SC-FDMA has a significantly lower PAPR. It therefore resolves to some extent the dilemma of how the uplink can benefit from the advantages of multicarrier technology while avoiding excessive cost for the mobile terminal transmitter and retaining a reasonable degree of commonality between uplink and downlink
technologies

Multicarrier Technologies in LTE

Multicarrier technologies in LTE are used to enhance the capacity and flexibility of the radio interface by enabling the use of multiple frequency bands. These technologies help LTE networks efficiently utilize the available spectrum and improve data throughput. Here’s how multicarrier technologies work in LTE:

Carrier Aggregation (CA): Carrier Aggregation is a key feature in LTE-Advanced that allows the combination of multiple component carriers (CCs) to form a wider transmission bandwidth. Each component carrier typically operates in a separate frequency band, and the aggregation of these carriers results in higher data rates and improved network performance. Carrier Aggregation can combine up to 5 carriers, supporting bandwidths up to 100 MHz, which enables faster download and upload speeds.

Types of Carrier Aggregation: There are different types of carrier aggregation based on the frequency band configuration:

• Intra-band Contiguous CA: Multiple carriers within the same frequency band are aggregated in a continuous manner.
• Intra-band Non-contiguous CA: Multiple carriers within the same frequency band are aggregated, but they are not adjacent to each other.
• Inter-band CA: Carriers from different frequency bands are aggregated, providing flexibility in spectrum usage.

Orthogonal Frequency Division Multiple Access (OFDMA): OFDMA is used in the downlink (DL) of LTE, where the frequency spectrum is divided into several subcarriers. This allows multiple users to be served simultaneously without interference. Each user is assigned a set of subcarriers, and multicarrier transmission increases the total capacity and data rates.

Single Carrier Frequency Division Multiple Access (SC-FDMA): SC-FDMA is used in the uplink (UL) of LTE. It provides low PAPR (Peak-to-Average Power Ratio), which is beneficial for mobile devices with limited battery life.
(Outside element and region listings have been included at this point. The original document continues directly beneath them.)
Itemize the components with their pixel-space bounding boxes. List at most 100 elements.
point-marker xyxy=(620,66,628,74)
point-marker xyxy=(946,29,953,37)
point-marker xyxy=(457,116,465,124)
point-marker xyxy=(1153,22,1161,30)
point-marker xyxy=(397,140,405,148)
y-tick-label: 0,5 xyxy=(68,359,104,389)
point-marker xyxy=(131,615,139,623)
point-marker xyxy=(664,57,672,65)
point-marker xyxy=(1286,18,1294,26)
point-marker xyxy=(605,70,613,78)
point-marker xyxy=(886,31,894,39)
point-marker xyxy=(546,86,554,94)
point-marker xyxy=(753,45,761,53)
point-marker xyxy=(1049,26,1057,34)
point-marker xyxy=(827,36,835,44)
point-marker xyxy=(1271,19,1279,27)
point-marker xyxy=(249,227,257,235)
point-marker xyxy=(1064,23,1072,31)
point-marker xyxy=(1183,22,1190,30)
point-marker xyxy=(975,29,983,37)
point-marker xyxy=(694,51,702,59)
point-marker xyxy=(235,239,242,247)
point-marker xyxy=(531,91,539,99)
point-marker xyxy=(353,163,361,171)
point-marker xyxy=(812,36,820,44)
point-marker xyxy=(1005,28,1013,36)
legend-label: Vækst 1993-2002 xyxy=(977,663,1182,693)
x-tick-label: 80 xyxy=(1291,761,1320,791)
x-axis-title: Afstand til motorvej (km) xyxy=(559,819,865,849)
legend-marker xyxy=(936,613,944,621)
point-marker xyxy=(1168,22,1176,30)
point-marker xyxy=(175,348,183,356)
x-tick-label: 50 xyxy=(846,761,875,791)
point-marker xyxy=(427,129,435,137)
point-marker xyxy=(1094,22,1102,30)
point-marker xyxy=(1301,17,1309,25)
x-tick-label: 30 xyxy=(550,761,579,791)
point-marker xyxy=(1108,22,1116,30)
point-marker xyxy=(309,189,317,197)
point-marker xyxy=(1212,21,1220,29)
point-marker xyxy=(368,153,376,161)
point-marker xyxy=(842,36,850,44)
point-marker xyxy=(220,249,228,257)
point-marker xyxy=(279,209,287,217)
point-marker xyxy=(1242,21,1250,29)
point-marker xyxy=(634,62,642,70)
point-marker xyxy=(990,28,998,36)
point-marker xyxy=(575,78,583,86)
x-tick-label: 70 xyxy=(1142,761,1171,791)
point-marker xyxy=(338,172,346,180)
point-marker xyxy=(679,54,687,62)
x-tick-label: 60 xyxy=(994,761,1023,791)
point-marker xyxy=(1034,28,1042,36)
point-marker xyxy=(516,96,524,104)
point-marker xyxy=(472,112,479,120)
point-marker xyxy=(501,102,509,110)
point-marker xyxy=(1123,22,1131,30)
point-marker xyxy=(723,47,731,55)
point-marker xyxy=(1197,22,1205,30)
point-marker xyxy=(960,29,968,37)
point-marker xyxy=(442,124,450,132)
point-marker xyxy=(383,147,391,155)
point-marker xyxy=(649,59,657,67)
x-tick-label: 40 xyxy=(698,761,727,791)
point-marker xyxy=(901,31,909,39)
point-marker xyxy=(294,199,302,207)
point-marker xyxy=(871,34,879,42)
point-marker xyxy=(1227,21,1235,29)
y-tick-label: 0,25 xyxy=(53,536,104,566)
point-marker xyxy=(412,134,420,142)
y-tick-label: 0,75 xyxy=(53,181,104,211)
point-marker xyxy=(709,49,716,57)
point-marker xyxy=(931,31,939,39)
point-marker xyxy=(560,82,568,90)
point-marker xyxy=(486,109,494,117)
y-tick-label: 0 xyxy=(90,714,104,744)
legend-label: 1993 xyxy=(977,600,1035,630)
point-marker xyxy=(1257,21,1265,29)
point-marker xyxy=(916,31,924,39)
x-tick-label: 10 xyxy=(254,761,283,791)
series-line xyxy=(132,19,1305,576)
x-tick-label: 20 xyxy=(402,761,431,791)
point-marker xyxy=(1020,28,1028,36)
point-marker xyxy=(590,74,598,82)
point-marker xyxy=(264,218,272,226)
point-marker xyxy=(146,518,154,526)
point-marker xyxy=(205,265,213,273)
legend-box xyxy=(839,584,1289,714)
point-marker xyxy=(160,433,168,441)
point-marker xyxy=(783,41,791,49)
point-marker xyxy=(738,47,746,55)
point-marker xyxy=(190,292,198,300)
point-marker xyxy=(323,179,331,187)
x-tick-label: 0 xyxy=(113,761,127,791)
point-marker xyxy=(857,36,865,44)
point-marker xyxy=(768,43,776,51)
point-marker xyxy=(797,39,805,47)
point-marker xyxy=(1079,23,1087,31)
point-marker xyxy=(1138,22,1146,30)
By using SC-FDMA, LTE ensures efficient uplink transmission even when multiple carriers are involved.

Benefits of Multicarrier Technologies:

• Increased Data Rates: By aggregating multiple carriers, LTE can achieve higher data rates, supporting bandwidth-intensive applications like HD video streaming and large file downloads.
• Better Spectrum Utilization: Multicarrier technologies allow LTE to use the available spectrum more efficiently, including fragmented spectrum across different bands.
• Enhanced Network Capacity: Carrier aggregation increases the number of users that can be served simultaneously, improving the overall capacity of the LTE network.

In summary, multicarrier technologies like Carrier Aggregation, OFDMA, and SC-FDMA enhance LTE’s performance by increasing data throughput, maximizing spectrum utilization, and improving overall network capacity. These technologies are fundamental in supporting the high data rates and efficiency required by modern mobile applications.